La valeur n’attend pas le nombre des années. L’adage pourrait s’appliquer à Burger King et à son agence Buzzman qui, en six ans, se sont construits une réputation de premier plan dans l’industrie publicitaire. En cause : une communication atypique et créative qui accompagne le développement express de l’enseigne de restauration rapide, revenue dans l’Hexagone fin 2012 après une éclipse de 15 ans. Amplifiée par l'accord conclu en 2013 avec le groupe Olivier Bertrand ainsi que le rachat du réseau Quick en 2015, la relance de Burger King sur le sol français vire même au succès commercial. D’un seul restaurant à Marseille-Marignane, l’enseigne franchit le cap de la centaine en 2016 et compte à date environ 380 points de vente. À tel point que la France, avec un volume d’affaires avoisinant le milliard d’euros, fait désormais office de deuxième marché mondial derrière les États-Unis. Et si la crise a mis temporairement un coup d’arrêt à cet appétit dévorant, difficile de ne pas voir également dans cette trajectoire les effets d’une communication qui fait mouche depuis le début.
Des fans aux petits soins
« Buzzman tente systématiquement de faire des choses différentes », confirme Georges Mohammed-Chérif, son fondateur, qui se remémore les débuts d’une collaboration ayant fait florès puisque l’agence gère désormais le budget dans cinq pays (France, Belgique, Luxembourg, Russie et Suisse). « La première campagne, Angry Tweets, est emblématique de la culture de l’audace qui règne chez Burger King. Tout est parti de tweets de fans qui reprochaient à la marque de ne pas s’installer assez vite dans leur région. Plutôt que d’être sur la défensive, le choix a été fait de leur répondre en affichant ces tweets sur les bâches des magasins amenés à ouvrir. On a poussé la logique jusqu’au bout en permettant à une internaute, qui avait promis un menu à ses abonnés si la chaîne s’installait à Lille, de tenir parole en devenant équipière d’un jour », rejoue le publicitaire.
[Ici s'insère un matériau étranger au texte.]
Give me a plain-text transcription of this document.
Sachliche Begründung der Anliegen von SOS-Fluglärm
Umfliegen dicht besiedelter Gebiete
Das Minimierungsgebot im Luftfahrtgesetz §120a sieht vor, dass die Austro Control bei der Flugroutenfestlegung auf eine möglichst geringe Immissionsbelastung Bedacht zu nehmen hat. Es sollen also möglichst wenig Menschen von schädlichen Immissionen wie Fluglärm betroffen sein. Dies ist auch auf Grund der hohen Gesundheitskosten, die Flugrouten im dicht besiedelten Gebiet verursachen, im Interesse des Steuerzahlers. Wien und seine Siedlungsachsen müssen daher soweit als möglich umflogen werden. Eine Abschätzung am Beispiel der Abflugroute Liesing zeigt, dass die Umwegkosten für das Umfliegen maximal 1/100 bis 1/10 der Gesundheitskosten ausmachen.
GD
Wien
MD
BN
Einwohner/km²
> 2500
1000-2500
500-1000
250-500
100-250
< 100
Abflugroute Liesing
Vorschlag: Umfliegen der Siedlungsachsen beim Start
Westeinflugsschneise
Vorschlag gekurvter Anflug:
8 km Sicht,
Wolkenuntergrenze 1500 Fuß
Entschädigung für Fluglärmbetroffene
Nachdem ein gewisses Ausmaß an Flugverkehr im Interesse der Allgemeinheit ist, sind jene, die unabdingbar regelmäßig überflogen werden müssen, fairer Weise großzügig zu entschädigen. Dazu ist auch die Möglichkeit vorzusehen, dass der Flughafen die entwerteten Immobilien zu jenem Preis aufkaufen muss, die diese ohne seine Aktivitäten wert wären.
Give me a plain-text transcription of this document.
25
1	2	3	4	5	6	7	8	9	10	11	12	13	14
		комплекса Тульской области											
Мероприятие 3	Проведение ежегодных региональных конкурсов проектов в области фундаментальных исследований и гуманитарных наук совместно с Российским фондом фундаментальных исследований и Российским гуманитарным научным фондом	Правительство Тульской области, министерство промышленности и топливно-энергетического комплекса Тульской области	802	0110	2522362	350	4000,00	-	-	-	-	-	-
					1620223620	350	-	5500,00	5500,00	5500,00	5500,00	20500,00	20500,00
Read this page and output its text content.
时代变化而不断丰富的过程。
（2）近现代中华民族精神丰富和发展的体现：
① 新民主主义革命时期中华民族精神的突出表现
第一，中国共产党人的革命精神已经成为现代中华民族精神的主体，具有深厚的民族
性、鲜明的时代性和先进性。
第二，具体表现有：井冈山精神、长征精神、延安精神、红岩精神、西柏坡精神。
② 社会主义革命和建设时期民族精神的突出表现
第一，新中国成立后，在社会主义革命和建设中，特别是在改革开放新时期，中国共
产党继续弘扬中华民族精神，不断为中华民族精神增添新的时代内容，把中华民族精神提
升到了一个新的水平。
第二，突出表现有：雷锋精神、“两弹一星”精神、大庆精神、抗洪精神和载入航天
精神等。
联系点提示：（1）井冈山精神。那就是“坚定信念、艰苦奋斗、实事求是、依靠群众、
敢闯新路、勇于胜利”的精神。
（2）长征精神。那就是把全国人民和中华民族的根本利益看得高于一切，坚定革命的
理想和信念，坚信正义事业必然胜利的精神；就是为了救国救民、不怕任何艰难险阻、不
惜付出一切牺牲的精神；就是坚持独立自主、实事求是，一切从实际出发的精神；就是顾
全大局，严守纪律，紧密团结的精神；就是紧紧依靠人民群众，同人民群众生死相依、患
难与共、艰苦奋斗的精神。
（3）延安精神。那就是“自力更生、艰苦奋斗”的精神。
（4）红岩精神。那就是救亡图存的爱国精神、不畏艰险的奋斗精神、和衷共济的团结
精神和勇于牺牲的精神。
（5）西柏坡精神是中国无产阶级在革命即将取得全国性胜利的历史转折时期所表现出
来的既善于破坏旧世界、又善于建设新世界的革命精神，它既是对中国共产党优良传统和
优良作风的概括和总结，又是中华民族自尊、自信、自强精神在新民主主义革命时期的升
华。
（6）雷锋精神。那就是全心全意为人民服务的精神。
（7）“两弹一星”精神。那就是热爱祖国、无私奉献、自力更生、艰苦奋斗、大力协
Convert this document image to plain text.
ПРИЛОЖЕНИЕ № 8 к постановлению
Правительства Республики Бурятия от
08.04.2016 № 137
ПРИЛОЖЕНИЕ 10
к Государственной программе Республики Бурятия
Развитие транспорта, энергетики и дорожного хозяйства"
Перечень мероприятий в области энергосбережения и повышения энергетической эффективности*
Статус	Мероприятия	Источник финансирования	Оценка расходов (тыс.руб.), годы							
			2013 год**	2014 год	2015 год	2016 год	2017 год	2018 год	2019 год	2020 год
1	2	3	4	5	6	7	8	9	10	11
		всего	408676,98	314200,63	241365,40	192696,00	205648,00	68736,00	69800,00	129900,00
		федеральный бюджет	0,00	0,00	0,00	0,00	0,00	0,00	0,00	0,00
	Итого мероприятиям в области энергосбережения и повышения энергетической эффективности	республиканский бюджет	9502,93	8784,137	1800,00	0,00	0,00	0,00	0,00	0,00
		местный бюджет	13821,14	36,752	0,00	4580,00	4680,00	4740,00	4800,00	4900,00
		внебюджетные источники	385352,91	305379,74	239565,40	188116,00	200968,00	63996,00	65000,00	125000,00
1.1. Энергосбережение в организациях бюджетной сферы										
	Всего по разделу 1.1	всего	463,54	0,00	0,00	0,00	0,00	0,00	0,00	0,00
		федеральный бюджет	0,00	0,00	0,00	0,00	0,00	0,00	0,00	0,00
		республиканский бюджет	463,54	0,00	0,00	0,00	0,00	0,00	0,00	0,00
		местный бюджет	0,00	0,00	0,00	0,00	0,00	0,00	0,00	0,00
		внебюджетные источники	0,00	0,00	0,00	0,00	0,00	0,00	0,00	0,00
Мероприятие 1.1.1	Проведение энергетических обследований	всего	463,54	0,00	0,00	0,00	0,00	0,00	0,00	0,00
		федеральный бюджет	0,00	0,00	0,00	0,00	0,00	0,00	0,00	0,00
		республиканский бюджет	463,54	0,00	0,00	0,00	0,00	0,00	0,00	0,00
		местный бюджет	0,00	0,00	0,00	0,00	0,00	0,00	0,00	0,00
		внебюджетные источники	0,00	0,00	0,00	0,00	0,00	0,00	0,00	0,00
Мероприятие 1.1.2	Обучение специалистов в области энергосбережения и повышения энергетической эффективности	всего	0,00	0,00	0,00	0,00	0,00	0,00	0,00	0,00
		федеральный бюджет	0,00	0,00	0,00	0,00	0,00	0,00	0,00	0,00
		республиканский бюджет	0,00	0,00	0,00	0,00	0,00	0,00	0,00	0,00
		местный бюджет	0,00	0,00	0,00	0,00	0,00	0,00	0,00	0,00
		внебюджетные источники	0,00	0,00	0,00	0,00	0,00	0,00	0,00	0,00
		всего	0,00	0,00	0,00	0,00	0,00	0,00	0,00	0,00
Un premier « coup » à 150 000 retweets qui en appelle rapidement d’autres, jouant souvent la carte de la proximité avec le cœur de cible. À commencer par l’opération Joyeux Noël Sullyvan. « C’était fin 2017 et il régnait une sorte de surenchère et de course aux fans entre les marques. Pour montrer que nos fans avaient un grain en plus et qu’ils comptaient vraiment, nous avons sélectionné le plus actif, qui comptabilisait plusieurs centaines d’interactions avec la marque sur les réseaux sociaux. Le jour de Noël, le magasin de Bordeaux-Mérignac, emballé dans un paquet cadeau géant, a été renommé à son nom avec place de parking réservée, table attitrée et possibilité de manger à volonté pendant un an », retrace-t-il en écho à une opération qui fait elle aussi son effet.
Une rivalité passée à la postérité
Mais évoquer Burger King sans parler de McDonald’s, dont la relation s’apparente à un « Je t’aime, moi non plus », serait injuste. Tout d’abord car la marque s’est construite vis-à-vis de cet acteur dominant, dont les investissements publicitaires ont été plus de quatre fois supérieurs aux siens l’an passé. « Avec un tel concurrent, il est indispensable de faire des choses qui sortent de l’ordinaire. D’où cet état d’esprit constant de challenger », appuie Alexandre Simon, chief marketing officer de Burger King France. Ensuite parce que les clashs et les clins d’œil entre les deux chaînes de fast food ont donné lieu ces dernières années à des échanges passés à la postérité.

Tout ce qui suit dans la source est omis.